C'est la scène finale de The Fabelmans, le dernier long métrage de Steven Spielberg (inspiré de sa propre vie), et sans doute l'une des plus marquantes de sa carrière.
Alors qu'il vient de se faire engager comme simple assistant dans un studio hollywoodien, le jeune Sammy Fabelman obtient une entrevue de 5 minutes ("probablement une seule", l'avertit la secrétaire) avec le légendaire John Ford, son modèle absolu, et l'un des plus grands réalisateurs de toute l'Histoire du cinéma.
Spielberg face à Ford
Interprété par David Lynch pour l'occasion, le cinéaste mythique n'est pas tendre avec le jeune homme, et tout en lui faisant commenter les tableaux qui sont accrochés dans son bureau, le malmène quelque peu avant de lui délivrer un inestimable conseil : "Quand l'horizon est en bas, c'est intéressant. Quand l'horizon est en haut, c'est intéressant. Quand l'horizon est au milieu, c'est chiant comme la pluie."
Cette magnifique petite séquence, que Spielberg décide de conclure avec un magistral point final à son long métrage, le réalisateur de Jurassic Park et de E.T. l'a réellement vécue. Au début de sa carrière, alors qu'il rêvait plus que tout de réaliser des films, il avait lui-même pu échanger quelques mots avec John Ford.
Mais la rencontre ne s'était pas exactement passée comme il s'y attendait.

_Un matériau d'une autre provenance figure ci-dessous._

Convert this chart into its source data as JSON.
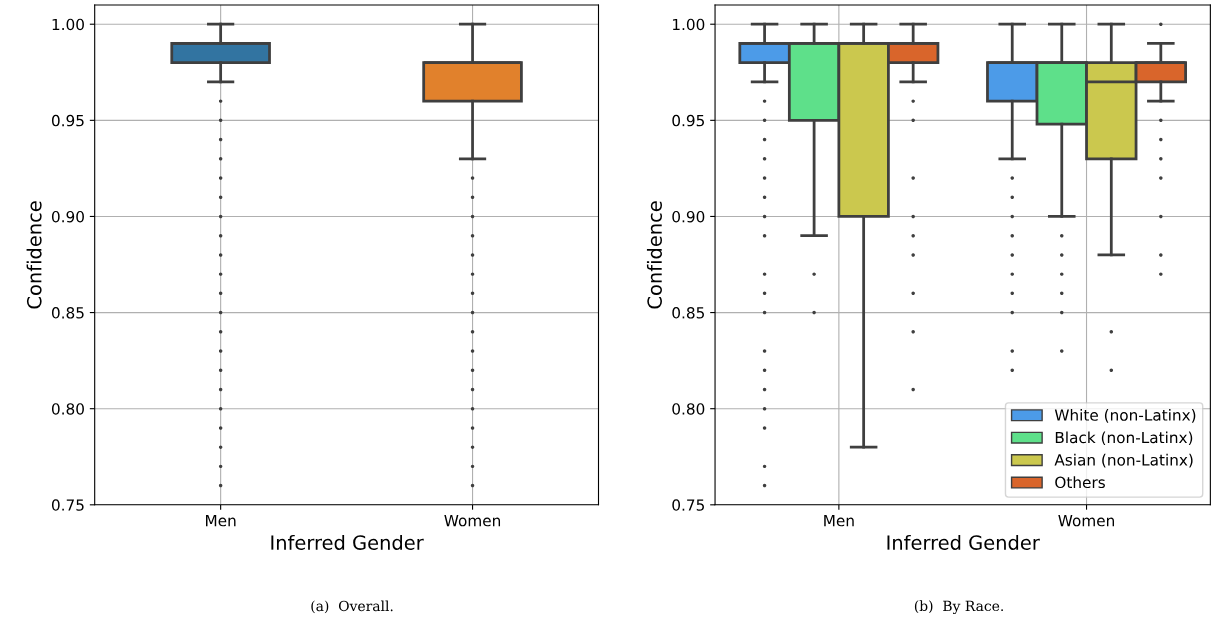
{
  "chart_data": [
    {
      "type": "box",
      "xlabel": "Inferred Gender",
      "ylabel": "Confidence",
      "categories": [
        "Men",
        "Women"
      ],
      "colors": [
        "#3274a1",
        "#e1812c"
      ],
      "boxes": [
        {
          "low": 0.97,
          "q1": 0.98,
          "median": 0.99,
          "q3": 0.99,
          "high": 1.0,
          "outliers": [
            0.96,
            0.95,
            0.94,
            0.93,
            0.92,
            0.91,
            0.9,
            0.89,
            0.88,
            0.87,
            0.86,
            0.85,
            0.84,
            0.83,
            0.82,
            0.81,
            0.8,
            0.79,
            0.78,
            0.77,
            0.76
          ]
        },
        {
          "low": 0.93,
          "q1": 0.96,
          "median": 0.98,
          "q3": 0.98,
          "high": 1.0,
          "outliers": [
            0.92,
            0.91,
            0.9,
            0.89,
            0.88,
            0.87,
            0.86,
            0.85,
            0.84,
            0.83,
            0.82,
            0.81,
            0.8,
            0.79,
            0.78,
            0.77,
            0.76
          ]
        }
      ],
      "ylim": [
        0.75,
        1.01
      ],
      "yticks": [
        {
          "value": 0.75,
          "label": "0.75"
        },
        {
          "value": 0.8,
          "label": "0.80"
        },
        {
          "value": 0.85,
          "label": "0.85"
        },
        {
          "value": 0.9,
          "label": "0.90"
        },
        {
          "value": 0.95,
          "label": "0.95"
        },
        {
          "value": 1.0,
          "label": "1.00"
        }
      ],
      "grid": true,
      "annotations": [
        "(a)  Overall."
      ]
    },
    {
      "type": "box",
      "xlabel": "Inferred Gender",
      "ylabel": "Confidence",
      "categories": [
        "Men",
        "Women"
      ],
      "series": [
        {
          "name": "White (non-Latinx)",
          "color": "#4c9be8",
          "boxes": [
            {
              "low": 0.97,
              "q1": 0.98,
              "median": 0.99,
              "q3": 0.99,
              "high": 1.0,
              "outliers": [
                0.96,
                0.95,
                0.94,
                0.93,
                0.92,
                0.91,
                0.9,
                0.89,
                0.87,
                0.86,
                0.85,
                0.83,
                0.82,
                0.81,
                0.8,
                0.79,
                0.77,
                0.76
              ]
            },
            {
              "low": 0.93,
              "q1": 0.96,
              "median": 0.98,
              "q3": 0.98,
              "high": 1.0,
              "outliers": [
                0.92,
                0.91,
                0.9,
                0.89,
                0.88,
                0.87,
                0.86,
                0.85,
                0.83,
                0.82
              ]
            }
          ]
        },
        {
          "name": "Black (non-Latinx)",
          "color": "#5ee08a",
          "boxes": [
            {
              "low": 0.89,
              "q1": 0.95,
              "median": 0.99,
              "q3": 0.99,
              "high": 1.0,
              "outliers": [
                0.87,
                0.85
              ]
            },
            {
              "low": 0.9,
              "q1": 0.948,
              "median": 0.98,
              "q3": 0.98,
              "high": 1.0,
              "outliers": [
                0.89,
                0.88,
                0.87,
                0.86,
                0.85,
                0.83
              ]
            }
          ]
        },
        {
          "name": "Asian (non-Latinx)",
          "color": "#cbc84e",
          "boxes": [
            {
              "low": 0.78,
              "q1": 0.9,
              "median": 0.99,
              "q3": 0.99,
              "high": 1.0
            },
            {
              "low": 0.88,
              "q1": 0.93,
              "median": 0.97,
              "q3": 0.98,
              "high": 1.0,
              "outliers": [
                0.84,
                0.82
              ]
            }
          ]
        },
        {
          "name": "Others",
          "color": "#d9652b",
          "boxes": [
            {
              "low": 0.97,
              "q1": 0.98,
              "median": 0.99,
              "q3": 0.99,
              "high": 1.0,
              "outliers": [
                0.96,
                0.95,
                0.92,
                0.9,
                0.89,
                0.88,
                0.86,
                0.84,
                0.81
              ]
            },
            {
              "low": 0.96,
              "q1": 0.97,
              "median": 0.98,
              "q3": 0.98,
              "high": 0.99,
              "outliers": [
                1.0,
                0.95,
                0.94,
                0.93,
                0.92,
                0.9,
                0.88,
                0.87
              ]
            }
          ]
        }
      ],
      "ylim": [
        0.75,
        1.01
      ],
      "yticks": [
        {
          "value": 0.75,
          "label": "0.75"
        },
        {
          "value": 0.8,
          "label": "0.80"
        },
        {
          "value": 0.85,
          "label": "0.85"
        },
        {
          "value": 0.9,
          "label": "0.90"
        },
        {
          "value": 0.95,
          "label": "0.95"
        },
        {
          "value": 1.0,
          "label": "1.00"
        }
      ],
      "grid": true,
      "legend": "bottom right",
      "annotations": [
        "(b)  By Race."
      ]
    }
  ]
}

En effet, ainsi qu'il l'avait raconté au micro du Late Show with Stephen Colbert, Spielberg s'était alors retrouvé face à un homme plutôt bourru et expéditif, et n'avait pas saisi tout de suite la richesse de leur bref entretien.
"Il m'a donné le meilleur conseil que l'on m'ait jamais donné"
"J'ai appris quelque chose", a-t-il ainsi raconté.
"Pendant longtemps, j'ai pensé que c'était un moment horrible qui m'était arrivé : (...) à l'époque, alors que je n'étais qu'un jeune homme de 18 ans, mon héros m'engueule dans son bureau et me dit de sortir. J'ai été tellement traumatisé de me retrouver devant celui qui était sans doute le plus grand réalisateur américain de l'Histoire, et pendant des années j'ai vécu avec l'humiliation de ce qu'il m'avait fait, sans accorder de crédit à ce qu'il avait réellement essayé de me dire."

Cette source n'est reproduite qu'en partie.